In a paper which I submitted to a peer-reviewed math journal in April 2010, I proved a formula for the n-th derivative $\frac{d^n z}{dw^n}$ in terms of (as a polynomial over the integers) of the partial derivatives of a given implicit function, $G(z,w)=0$, with respect to $z$ and $w$ (and negative integer powers of the "separant", $G_z$, the first partial derivative of $G$ with respect to $z$).
This is classic first-semester calculus homework exercise: to compute $\frac{d^n z}{dw^n}$ for n=1 and 2, namely,
$\frac{dz}{dw} = - \frac{G_w}{G_z}$
$\frac{d^2 z}{dw^2} = - \frac{G_{zz}G_{ww}}{G_{zzz}} + 2\frac{G_{zw}G_w}{G_{zz}} - \frac{G_{ww}}{G_z}$
I did so not knowing whether any one had proved the general formula first, because I am busy building on, generalizing, and using this result for other things, including chemical processing.
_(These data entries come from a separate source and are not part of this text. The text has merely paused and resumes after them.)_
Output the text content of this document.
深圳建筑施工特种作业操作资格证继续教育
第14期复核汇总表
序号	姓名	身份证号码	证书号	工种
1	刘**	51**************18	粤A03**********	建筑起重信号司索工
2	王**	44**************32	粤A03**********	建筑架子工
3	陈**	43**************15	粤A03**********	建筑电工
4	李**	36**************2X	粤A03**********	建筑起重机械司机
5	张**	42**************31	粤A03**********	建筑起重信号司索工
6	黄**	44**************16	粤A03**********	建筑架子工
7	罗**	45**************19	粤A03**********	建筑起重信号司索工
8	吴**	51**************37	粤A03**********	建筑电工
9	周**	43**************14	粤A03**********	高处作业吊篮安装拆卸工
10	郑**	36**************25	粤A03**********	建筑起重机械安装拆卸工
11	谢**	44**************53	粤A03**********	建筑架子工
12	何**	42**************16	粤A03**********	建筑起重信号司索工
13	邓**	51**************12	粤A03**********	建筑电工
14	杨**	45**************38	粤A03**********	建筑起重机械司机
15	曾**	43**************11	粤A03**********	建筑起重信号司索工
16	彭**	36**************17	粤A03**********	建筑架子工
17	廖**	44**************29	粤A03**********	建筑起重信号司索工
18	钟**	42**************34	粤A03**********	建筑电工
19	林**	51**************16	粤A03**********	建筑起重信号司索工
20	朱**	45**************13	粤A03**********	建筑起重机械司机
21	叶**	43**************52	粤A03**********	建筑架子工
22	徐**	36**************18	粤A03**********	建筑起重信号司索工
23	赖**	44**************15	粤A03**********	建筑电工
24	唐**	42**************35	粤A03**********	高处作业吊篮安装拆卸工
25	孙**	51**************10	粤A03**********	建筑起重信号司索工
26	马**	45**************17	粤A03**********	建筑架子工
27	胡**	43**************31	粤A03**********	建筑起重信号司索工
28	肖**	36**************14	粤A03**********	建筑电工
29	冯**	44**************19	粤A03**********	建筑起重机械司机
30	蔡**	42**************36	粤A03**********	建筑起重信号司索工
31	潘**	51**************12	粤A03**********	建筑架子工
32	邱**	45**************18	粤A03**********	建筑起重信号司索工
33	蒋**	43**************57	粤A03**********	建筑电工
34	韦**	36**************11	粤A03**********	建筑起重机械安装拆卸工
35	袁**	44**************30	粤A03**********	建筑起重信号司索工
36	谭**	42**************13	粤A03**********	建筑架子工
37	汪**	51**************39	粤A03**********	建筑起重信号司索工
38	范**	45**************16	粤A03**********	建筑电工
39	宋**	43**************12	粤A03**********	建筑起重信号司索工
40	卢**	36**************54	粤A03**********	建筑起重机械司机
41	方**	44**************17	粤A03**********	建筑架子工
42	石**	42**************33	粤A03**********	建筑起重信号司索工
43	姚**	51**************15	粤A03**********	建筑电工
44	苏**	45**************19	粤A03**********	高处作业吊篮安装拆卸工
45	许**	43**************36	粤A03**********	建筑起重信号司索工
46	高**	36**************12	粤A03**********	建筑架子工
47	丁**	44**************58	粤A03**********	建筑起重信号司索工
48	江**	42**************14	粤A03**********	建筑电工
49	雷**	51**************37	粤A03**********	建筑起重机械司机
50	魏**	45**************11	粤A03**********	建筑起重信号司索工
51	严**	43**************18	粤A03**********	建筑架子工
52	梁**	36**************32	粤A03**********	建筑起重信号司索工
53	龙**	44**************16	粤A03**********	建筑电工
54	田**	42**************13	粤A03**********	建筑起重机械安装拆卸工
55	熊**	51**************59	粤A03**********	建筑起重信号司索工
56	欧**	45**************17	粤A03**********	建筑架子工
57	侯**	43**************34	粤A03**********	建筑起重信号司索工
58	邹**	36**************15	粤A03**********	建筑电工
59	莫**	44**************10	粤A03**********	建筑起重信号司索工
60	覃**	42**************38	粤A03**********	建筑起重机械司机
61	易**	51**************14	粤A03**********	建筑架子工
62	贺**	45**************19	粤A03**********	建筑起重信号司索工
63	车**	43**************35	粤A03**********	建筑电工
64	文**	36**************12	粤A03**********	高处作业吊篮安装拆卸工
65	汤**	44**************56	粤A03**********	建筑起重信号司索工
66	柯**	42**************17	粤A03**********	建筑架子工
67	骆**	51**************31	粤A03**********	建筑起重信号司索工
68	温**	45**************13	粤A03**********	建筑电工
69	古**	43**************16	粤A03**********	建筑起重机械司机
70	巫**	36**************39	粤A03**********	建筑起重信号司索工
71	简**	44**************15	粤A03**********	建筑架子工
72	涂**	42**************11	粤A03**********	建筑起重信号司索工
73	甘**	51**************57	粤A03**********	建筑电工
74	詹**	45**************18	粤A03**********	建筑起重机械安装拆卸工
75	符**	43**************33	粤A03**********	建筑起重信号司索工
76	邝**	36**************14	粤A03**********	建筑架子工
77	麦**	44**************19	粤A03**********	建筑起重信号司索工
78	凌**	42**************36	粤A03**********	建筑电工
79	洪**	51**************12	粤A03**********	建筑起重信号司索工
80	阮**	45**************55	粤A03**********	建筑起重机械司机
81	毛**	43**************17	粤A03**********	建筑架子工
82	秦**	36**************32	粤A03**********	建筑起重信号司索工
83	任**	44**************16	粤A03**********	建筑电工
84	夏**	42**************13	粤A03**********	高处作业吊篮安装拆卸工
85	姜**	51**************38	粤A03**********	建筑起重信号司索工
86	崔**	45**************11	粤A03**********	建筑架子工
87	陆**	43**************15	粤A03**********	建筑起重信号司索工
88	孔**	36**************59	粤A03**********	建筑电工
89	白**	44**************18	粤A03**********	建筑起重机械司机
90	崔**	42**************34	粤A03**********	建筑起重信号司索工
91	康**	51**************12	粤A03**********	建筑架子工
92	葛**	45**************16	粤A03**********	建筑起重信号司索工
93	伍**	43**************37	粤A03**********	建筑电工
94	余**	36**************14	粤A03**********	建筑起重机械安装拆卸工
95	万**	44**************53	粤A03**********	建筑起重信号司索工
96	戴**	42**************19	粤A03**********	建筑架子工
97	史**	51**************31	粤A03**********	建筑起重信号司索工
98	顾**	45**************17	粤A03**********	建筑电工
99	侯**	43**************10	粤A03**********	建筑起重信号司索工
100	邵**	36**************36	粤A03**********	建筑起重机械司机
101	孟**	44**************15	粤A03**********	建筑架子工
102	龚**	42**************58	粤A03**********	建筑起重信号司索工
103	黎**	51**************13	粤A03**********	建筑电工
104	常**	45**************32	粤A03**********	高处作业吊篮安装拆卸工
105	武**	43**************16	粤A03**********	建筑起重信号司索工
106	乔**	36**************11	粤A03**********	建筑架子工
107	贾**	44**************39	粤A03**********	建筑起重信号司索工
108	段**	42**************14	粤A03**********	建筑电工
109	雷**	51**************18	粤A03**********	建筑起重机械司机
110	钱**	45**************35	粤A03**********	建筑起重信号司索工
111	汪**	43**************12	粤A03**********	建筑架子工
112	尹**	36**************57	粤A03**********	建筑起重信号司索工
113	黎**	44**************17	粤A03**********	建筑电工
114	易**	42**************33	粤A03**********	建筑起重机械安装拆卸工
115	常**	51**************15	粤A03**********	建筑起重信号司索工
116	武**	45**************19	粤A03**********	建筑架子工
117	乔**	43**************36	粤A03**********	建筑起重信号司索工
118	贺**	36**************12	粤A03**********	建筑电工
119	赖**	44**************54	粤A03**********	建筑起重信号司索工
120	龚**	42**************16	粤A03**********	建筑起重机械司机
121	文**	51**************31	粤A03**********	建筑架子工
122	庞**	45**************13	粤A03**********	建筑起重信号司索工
I have since proved the partial differential generalization of this implicit differentiation formula: i.e. given $G(z,w_1,...,w_N)=0$, compute
$\frac{d^{({u_1}+...+u_N})}{{dw_1}^{u_1}\cdots {dw_N}^{u_N}}z$ as a Laurent polynomial over the integers of the partial derivatives of $G$ with respect to $w_1,...,w_N$, and $z$
I do not have access to most peer-reviewed journals. I have had to make do with Google searches, Wolfram Research's MathWorld, online searches through my county library, and the help from one mathematician friend who has sent me related papers.
Most of the papers my friend sent me concern the Faa da Bruno formula (FdBF) and its generalizations, and the Lagrange Inversion Formula (LIF). Both the FdBF and LIF are very closely related to what I am doing, but they can not be trivially applied to get (my) general formula. (I tried... for about 8 months.) I have studied G.P. Egorychev's book: "Integral Representations of Combinatorial Sums" intensely, especially the back, with the multivariable generalizations of the LIF.
No, I am not in school. This is not a homework problem. This is "free-lance" research. I am not asking for a solution to the problem (as I already solved it independently).
I simply want to know yes or no whether someone has already done this. And, if so, where.
Thank you for the responses, in particular to go to arxiv.org, which I forgot, since I had submitted 2 papers there myself.